Supporting Language Extension and Separate Compilation by Mixing Java and Bytecode

Lennart C. L. Kats. Supporting Language Extension and Separate Compilation by Mixing Java and Bytecode. Master's thesis, Utrecht University, Utrecht, The Netherlands, August 2007.

Abstract

Language extensions, such as embedded domain-specific languages, are often implemented by assimilating (rewriting) the extended language constructs to the host language. The result can then be compiled by a standard compiler. This approach is limited by the host language, which may not be designed with code generation in mind. An example of this is Java, which provides insufficient protection against name capture of host language identifiers, and does not provide the same low-level primitives that exist in the underlying Java Virtual Machine. For example, it does not provide equivalents for a jump or jump subroutine instruction, unbalanced synchronization, stack manipulation, or specification of debugging information.

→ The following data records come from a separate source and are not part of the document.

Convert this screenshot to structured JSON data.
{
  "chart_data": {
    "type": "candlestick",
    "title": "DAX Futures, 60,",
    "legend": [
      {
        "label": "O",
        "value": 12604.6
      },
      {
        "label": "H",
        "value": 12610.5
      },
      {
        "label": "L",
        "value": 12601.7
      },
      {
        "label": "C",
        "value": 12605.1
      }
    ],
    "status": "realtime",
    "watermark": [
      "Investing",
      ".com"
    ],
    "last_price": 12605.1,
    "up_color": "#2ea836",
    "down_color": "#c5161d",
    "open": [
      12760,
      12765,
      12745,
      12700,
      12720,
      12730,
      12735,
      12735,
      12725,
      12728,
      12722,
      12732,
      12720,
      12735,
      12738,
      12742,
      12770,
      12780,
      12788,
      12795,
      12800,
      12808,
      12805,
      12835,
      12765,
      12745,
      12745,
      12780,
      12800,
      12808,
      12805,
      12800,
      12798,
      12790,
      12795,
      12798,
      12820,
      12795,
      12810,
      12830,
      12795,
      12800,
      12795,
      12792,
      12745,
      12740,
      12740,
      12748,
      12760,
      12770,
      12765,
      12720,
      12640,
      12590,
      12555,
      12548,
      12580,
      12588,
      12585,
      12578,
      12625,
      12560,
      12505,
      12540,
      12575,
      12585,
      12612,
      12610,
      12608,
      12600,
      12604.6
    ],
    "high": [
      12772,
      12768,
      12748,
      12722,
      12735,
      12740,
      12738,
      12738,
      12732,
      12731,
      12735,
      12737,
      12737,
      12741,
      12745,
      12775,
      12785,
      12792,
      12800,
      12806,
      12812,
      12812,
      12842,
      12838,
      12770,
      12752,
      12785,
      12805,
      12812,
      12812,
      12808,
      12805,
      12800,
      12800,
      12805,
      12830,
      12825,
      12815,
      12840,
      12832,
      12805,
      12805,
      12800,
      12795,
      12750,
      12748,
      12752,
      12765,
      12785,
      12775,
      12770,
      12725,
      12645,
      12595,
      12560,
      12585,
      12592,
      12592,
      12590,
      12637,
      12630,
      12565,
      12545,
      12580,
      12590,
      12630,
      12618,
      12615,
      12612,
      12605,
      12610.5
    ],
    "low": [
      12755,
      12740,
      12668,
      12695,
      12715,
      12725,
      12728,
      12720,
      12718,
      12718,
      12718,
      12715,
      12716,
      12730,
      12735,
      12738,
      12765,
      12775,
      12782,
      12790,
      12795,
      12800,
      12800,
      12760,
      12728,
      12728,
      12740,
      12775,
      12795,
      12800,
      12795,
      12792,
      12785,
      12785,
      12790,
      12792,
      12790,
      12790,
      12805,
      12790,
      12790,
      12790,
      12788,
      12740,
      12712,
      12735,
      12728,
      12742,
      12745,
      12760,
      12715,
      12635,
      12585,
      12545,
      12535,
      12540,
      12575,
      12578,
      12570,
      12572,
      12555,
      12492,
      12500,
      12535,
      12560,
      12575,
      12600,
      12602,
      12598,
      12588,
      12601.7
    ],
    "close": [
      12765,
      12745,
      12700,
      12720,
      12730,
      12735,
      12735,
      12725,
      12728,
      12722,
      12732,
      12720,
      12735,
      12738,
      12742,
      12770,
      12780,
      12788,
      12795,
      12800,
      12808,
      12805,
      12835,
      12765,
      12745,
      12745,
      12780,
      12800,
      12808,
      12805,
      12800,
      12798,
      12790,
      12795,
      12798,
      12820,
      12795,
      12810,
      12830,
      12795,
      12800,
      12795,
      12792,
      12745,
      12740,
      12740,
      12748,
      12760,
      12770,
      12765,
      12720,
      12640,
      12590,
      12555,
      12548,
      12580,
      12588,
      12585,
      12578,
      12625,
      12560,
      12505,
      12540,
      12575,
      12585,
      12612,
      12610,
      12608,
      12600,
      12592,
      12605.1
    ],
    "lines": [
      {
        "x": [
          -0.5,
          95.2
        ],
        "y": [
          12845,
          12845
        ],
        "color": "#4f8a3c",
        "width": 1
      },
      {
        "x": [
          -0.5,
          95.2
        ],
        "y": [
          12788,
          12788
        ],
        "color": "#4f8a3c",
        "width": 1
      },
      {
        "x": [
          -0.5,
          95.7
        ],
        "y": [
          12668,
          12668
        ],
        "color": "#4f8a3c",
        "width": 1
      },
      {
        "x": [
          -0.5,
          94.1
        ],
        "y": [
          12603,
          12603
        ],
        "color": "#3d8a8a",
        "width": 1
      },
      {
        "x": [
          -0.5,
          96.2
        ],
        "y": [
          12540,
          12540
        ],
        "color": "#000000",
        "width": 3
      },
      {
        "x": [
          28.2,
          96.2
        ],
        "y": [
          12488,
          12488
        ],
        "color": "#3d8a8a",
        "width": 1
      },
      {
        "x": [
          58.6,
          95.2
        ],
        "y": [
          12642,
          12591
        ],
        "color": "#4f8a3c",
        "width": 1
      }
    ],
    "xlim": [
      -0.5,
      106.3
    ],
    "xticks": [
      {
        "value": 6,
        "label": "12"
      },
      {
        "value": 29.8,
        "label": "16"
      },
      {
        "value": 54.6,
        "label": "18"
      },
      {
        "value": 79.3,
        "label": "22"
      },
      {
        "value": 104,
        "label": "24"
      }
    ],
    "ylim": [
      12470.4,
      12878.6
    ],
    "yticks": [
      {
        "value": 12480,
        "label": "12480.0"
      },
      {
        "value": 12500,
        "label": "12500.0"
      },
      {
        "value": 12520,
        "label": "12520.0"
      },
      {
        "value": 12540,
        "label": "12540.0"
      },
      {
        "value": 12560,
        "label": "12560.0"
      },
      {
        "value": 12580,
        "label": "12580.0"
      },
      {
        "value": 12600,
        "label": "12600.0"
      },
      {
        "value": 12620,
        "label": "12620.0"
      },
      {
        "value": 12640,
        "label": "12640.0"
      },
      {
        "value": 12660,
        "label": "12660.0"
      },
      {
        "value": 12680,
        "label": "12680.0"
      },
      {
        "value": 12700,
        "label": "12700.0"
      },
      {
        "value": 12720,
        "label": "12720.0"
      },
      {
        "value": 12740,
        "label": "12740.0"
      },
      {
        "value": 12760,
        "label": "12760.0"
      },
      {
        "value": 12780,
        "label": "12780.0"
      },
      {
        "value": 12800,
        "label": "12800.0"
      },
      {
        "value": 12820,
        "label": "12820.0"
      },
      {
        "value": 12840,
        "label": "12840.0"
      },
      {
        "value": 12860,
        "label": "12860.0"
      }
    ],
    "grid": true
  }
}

Code generated from a language that does not match Java’s structure can therefore require inefficient or laborious alternatives instead.

We propose a new open compiler model to provide generators direct access to the underlying compiled code. With conventional open compilers, leveraging the bytecode-generating back-end is an intricate process, requiring adaptations tangled throughout the system. The result is hard to develop, understand, and maintain. By providing a mixed source language of Java and the underlying bytecode instruction language, we can provide access to the back-end at the source-level. Compiled instructions can be used in place of statements or expressions, which can aid language extensions but also applications of separate compilation. For example, it can simplify aspect weavers by enabling direct composition of source code aspects with compiled classes, or vice versa. As such, we also introduce a Java traits compiler that allows operation on classes and traits in both source and compiled form.